History, too, is a weapon in this conflict, as Political Correspondent Carl Dinnen reports
Russian President Vladimir Putin has blamed the West for Moscow’s invasion of Ukraine, and drawn parallels with the Red Army’s fight against Nazi troops in the Second World War and Russia's military action in Ukraine.
Speaking at a military parade on Monday marking victory over Germany in 1945, Mr Putin slammed NATO and the West, blaming them in unfounded claims for deploying troops and weaponry to Ukraine, and declaring Moscow's invasion was a preemptive move to ward off aggression.
He justified what the Kremlin calls a “special military operation” as “the forced, timely and only correct decision" in order to defend Russia’s sovereignty. Drawing a link with Russia's fight against fascism 77 years ago and its invasion of Ukraine, Putin praised the country's soldiers, declaring "the death of every soldier and officer is a tragedy to us".
He claimed the Russian army is "fighting in their own land," and is defending "peaceful citizens" in the Donbas region of Ukraine.
Mr Putin said that just as previous generations "fought the enemy in Moscow, Kyiv… and Kharkiv" now Russian soldiers were "fighting for our people in Donbas, for the security of our motherland, Russia".
In a video message posted on his official Telegram channel commemorating victory over Nazi Germany in the Second World War, Ukrainian president Volodymyr Zelenskyy said "we will not give anyone a single piece of our history", adding: "We won then, we will win now too".
"Very soon there will be two Victory Days in Ukraine. And someone will not have even one left," he said.
There had been fears Putin would use his speech at the parade to declare the conflict in Ukraine all-out war, but these proved unfounded. He did not declare even a limited victory or signal where the conflict was headed as the war stretched into its third month.
The flag of the Soviet Union was marched past Mr Putin during the Victory Day parade. The president laments the collapse of the USSR in 1991 and believes the invasion of Ukraine is part of his mission to right the wrongs caused by the end of the regime.
Tanks, armoured personnel carriers and transports carrying huge intercontinental ballistic missiles paraded past the president and crowds that had gathered in Red Square as part of the patriotic national holiday that celebrates the Soviet Union's victory over Nazi Germany.
Putin has previously said his invasion of Russia's neighbour was aimed at the “demilitarisation” of Ukraine to remove a perceived military threat to Russia by “neo-Nazis.”
In his video message to mark the day, Mr Zelenskyy said: "We are proud of our ancestors who together with other nations in the anti-Hitler coalition defeated Nazism. We will not allow anyone to annex this victory, we will not allow it to be appropriated.
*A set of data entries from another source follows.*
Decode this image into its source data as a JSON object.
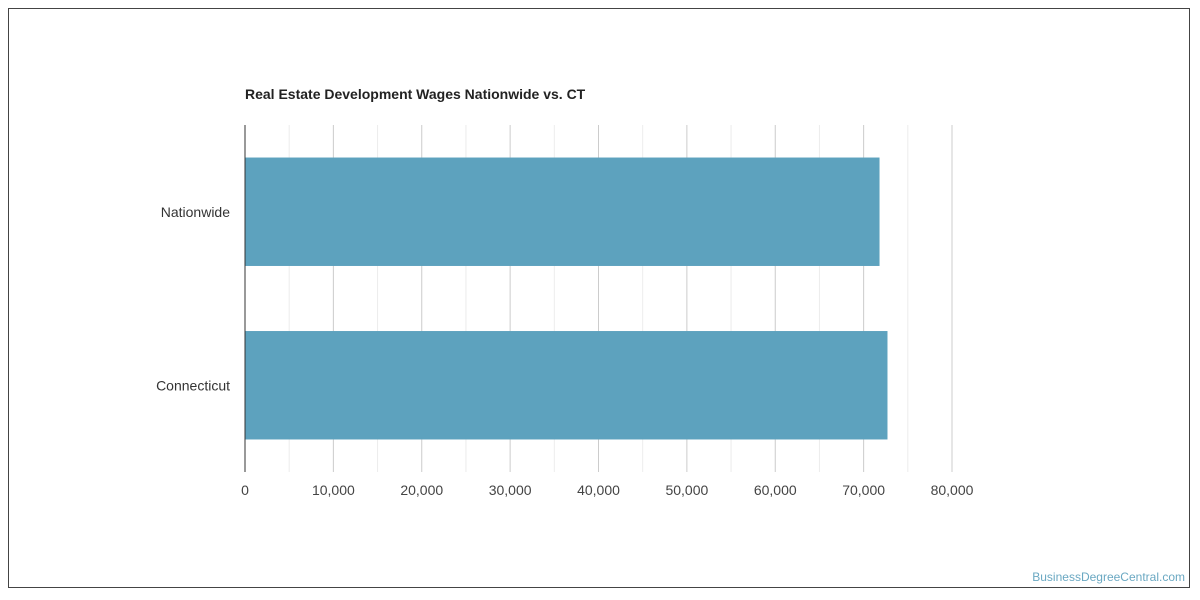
{
  "chart_data": {
    "type": "bar",
    "orientation": "horizontal",
    "title": "Real Estate Development Wages Nationwide vs. CT",
    "xlabel": "",
    "ylabel": "",
    "categories": [
      "Nationwide",
      "Connecticut"
    ],
    "values": [
      71800,
      72700
    ],
    "xlim": [
      0,
      80000
    ],
    "xticks": [
      "0",
      "10,000",
      "20,000",
      "30,000",
      "40,000",
      "50,000",
      "60,000",
      "70,000",
      "80,000"
    ],
    "grid": true,
    "bar_color": "#5da2be",
    "legend": "none"
  },
  "footer": {
    "watermark": "BusinessDegreeCentral.com"
  }
}
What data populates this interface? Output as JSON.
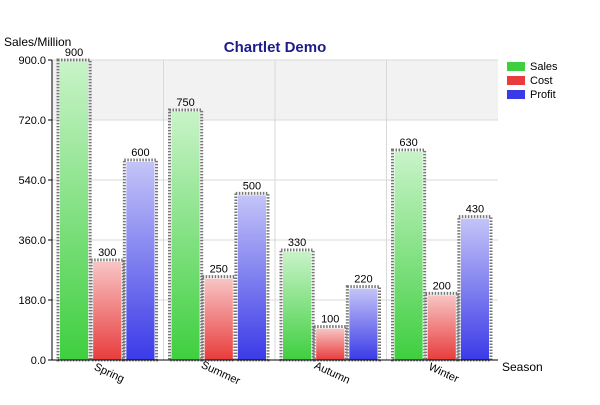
{
  "chart_data": {
    "type": "bar",
    "title": "Chartlet Demo",
    "xlabel": "Season",
    "ylabel": "Sales/Million",
    "categories": [
      "Spring",
      "Summer",
      "Autumn",
      "Winter"
    ],
    "series": [
      {
        "name": "Sales",
        "values": [
          900,
          750,
          330,
          630
        ],
        "color": "#3fcf3f"
      },
      {
        "name": "Cost",
        "values": [
          300,
          250,
          100,
          200
        ],
        "color": "#e83c3c"
      },
      {
        "name": "Profit",
        "values": [
          600,
          500,
          220,
          430
        ],
        "color": "#3a3ae8"
      }
    ],
    "y_ticks": [
      "0.0",
      "180.0",
      "360.0",
      "540.0",
      "720.0",
      "900.0"
    ],
    "ylim": [
      0,
      900
    ],
    "grid": true,
    "legend_position": "top-right"
  }
}
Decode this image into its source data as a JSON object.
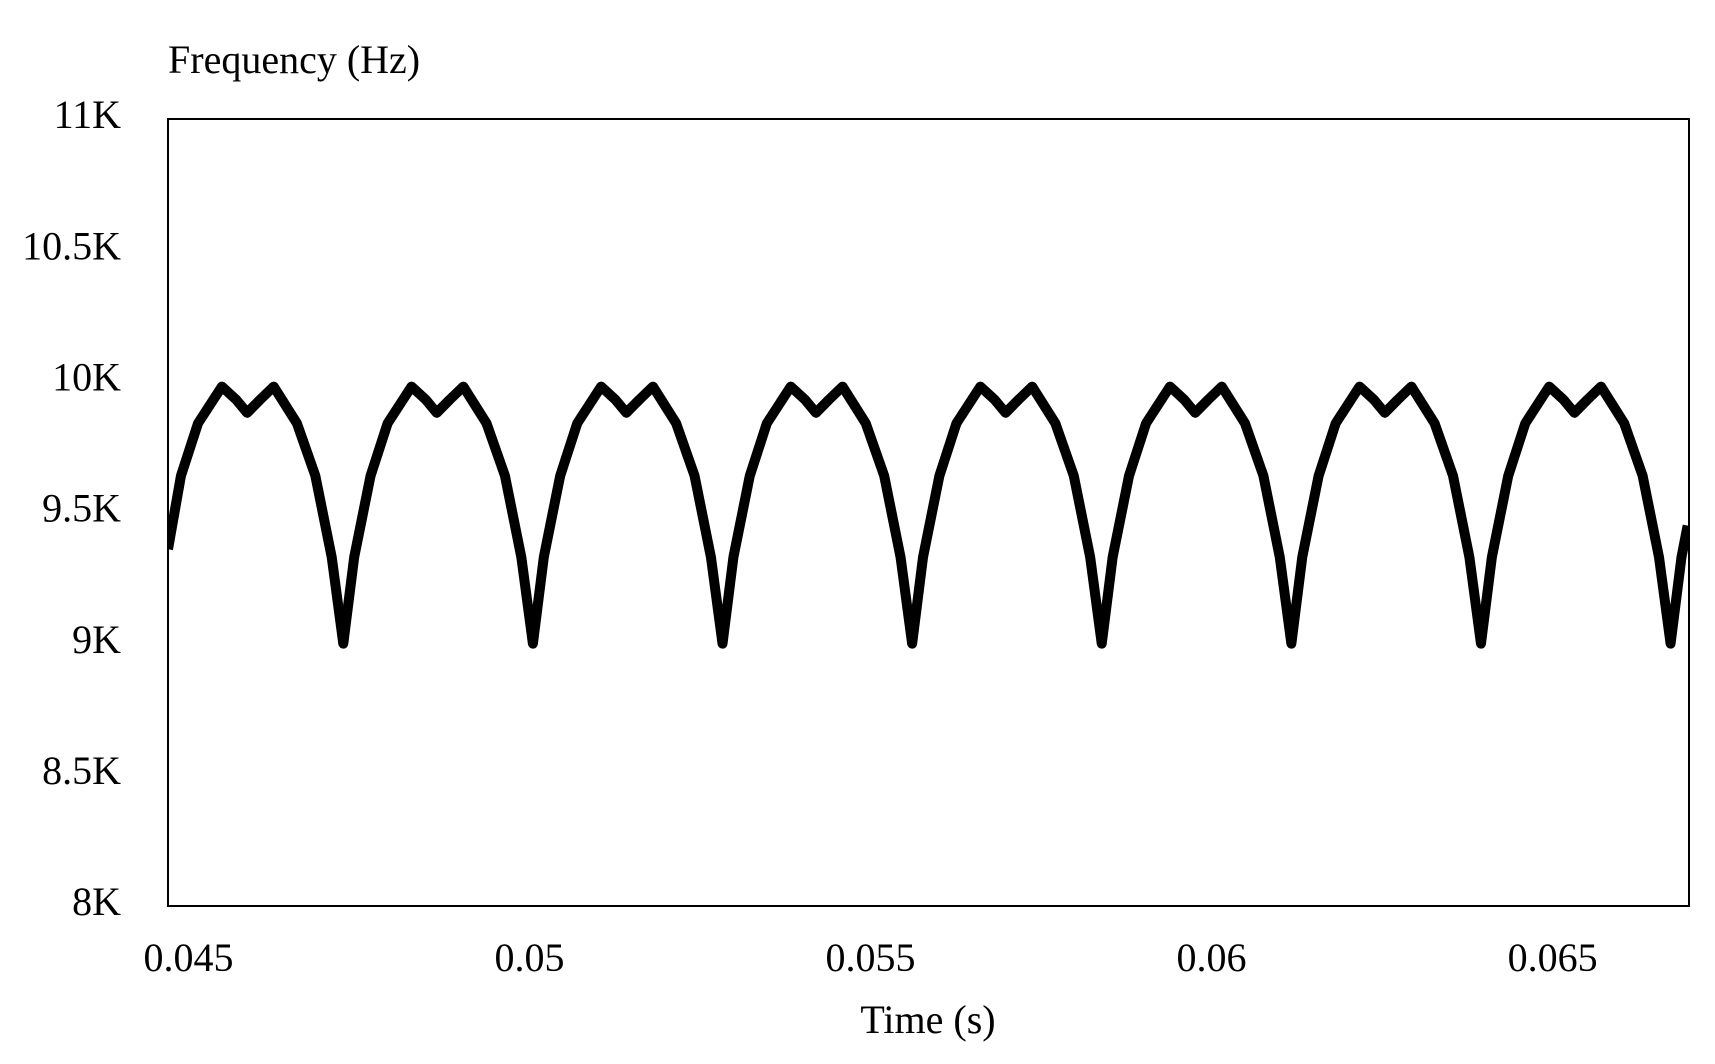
{
  "chart_data": {
    "type": "line",
    "y_label": "Frequency (Hz)",
    "x_label": "Time (s)",
    "color": "#000000",
    "xlim": [
      0.0447,
      0.067
    ],
    "ylim": [
      8000,
      11000
    ],
    "xticks": [
      0.045,
      0.05,
      0.055,
      0.06,
      0.065
    ],
    "yticks": [
      {
        "value": 8000,
        "label": "8K"
      },
      {
        "value": 8500,
        "label": "8.5K"
      },
      {
        "value": 9000,
        "label": "9K"
      },
      {
        "value": 9500,
        "label": "9.5K"
      },
      {
        "value": 10000,
        "label": "10K"
      },
      {
        "value": 10500,
        "label": "10.5K"
      },
      {
        "value": 11000,
        "label": "11K"
      }
    ],
    "x": [
      0.0447,
      0.04489,
      0.04514,
      0.04549,
      0.0457,
      0.04586,
      0.04605,
      0.04625,
      0.04659,
      0.04686,
      0.0471,
      0.04727,
      0.04743,
      0.04767,
      0.04792,
      0.04827,
      0.04848,
      0.04864,
      0.04883,
      0.04903,
      0.04937,
      0.04964,
      0.04988,
      0.05005,
      0.05021,
      0.05045,
      0.0507,
      0.05105,
      0.05126,
      0.05142,
      0.05161,
      0.05181,
      0.05215,
      0.05242,
      0.05266,
      0.05283,
      0.05299,
      0.05323,
      0.05348,
      0.05383,
      0.05404,
      0.0542,
      0.05439,
      0.05459,
      0.05493,
      0.0552,
      0.05544,
      0.05561,
      0.05577,
      0.05601,
      0.05626,
      0.05661,
      0.05682,
      0.05698,
      0.05717,
      0.05737,
      0.05771,
      0.05798,
      0.05822,
      0.05839,
      0.05855,
      0.05879,
      0.05904,
      0.05939,
      0.0596,
      0.05976,
      0.05995,
      0.06015,
      0.06049,
      0.06076,
      0.061,
      0.06117,
      0.06133,
      0.06157,
      0.06182,
      0.06217,
      0.06238,
      0.06254,
      0.06273,
      0.06293,
      0.06327,
      0.06354,
      0.06378,
      0.06395,
      0.06411,
      0.06435,
      0.0646,
      0.06495,
      0.06516,
      0.06532,
      0.06551,
      0.06571,
      0.06605,
      0.06632,
      0.06656,
      0.06673,
      0.06689,
      0.06698
    ],
    "values": [
      9360,
      9640,
      9840,
      9980,
      9930,
      9880,
      9930,
      9980,
      9840,
      9640,
      9330,
      9000,
      9330,
      9640,
      9840,
      9980,
      9930,
      9880,
      9930,
      9980,
      9840,
      9640,
      9330,
      9000,
      9330,
      9640,
      9840,
      9980,
      9930,
      9880,
      9930,
      9980,
      9840,
      9640,
      9330,
      9000,
      9330,
      9640,
      9840,
      9980,
      9930,
      9880,
      9930,
      9980,
      9840,
      9640,
      9330,
      9000,
      9330,
      9640,
      9840,
      9980,
      9930,
      9880,
      9930,
      9980,
      9840,
      9640,
      9330,
      9000,
      9330,
      9640,
      9840,
      9980,
      9930,
      9880,
      9930,
      9980,
      9840,
      9640,
      9330,
      9000,
      9330,
      9640,
      9840,
      9980,
      9930,
      9880,
      9930,
      9980,
      9840,
      9640,
      9330,
      9000,
      9330,
      9640,
      9840,
      9980,
      9930,
      9880,
      9930,
      9980,
      9840,
      9640,
      9330,
      9000,
      9330,
      9450
    ]
  }
}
"Our enemy dreamed that we would refuse to celebrate May 9 and the victory over Nazism. So the word 'denazification' gets a chance."
Russian forces pushed forward in their assault on Ukraine, seeking to capture the crucial southern port city of Mariupol as Moscow celebrated the Victory Day holiday. The last civilians sheltering in the bunkers beneath the steel mill in the decimated Ukrainian port arrived late on Sunday night in Zaporizhzhia, the first major Ukrainian city beyond the frontline.
It is thought around 2,000 Ukrainian fighters remain holed-up in the Azovstal plant, the last bastion of Ukrainian resistance in Mariupol.
Dozens of people were feared dead after a Russian bomb destroyed a school in Ukraine's Donbas region over the weekend. The governor of Luhansk province said the school in the village of Bilohorivka had caught fire after the bombing on Saturday. Emergency crews found two bodies and rescued 30 people, he said.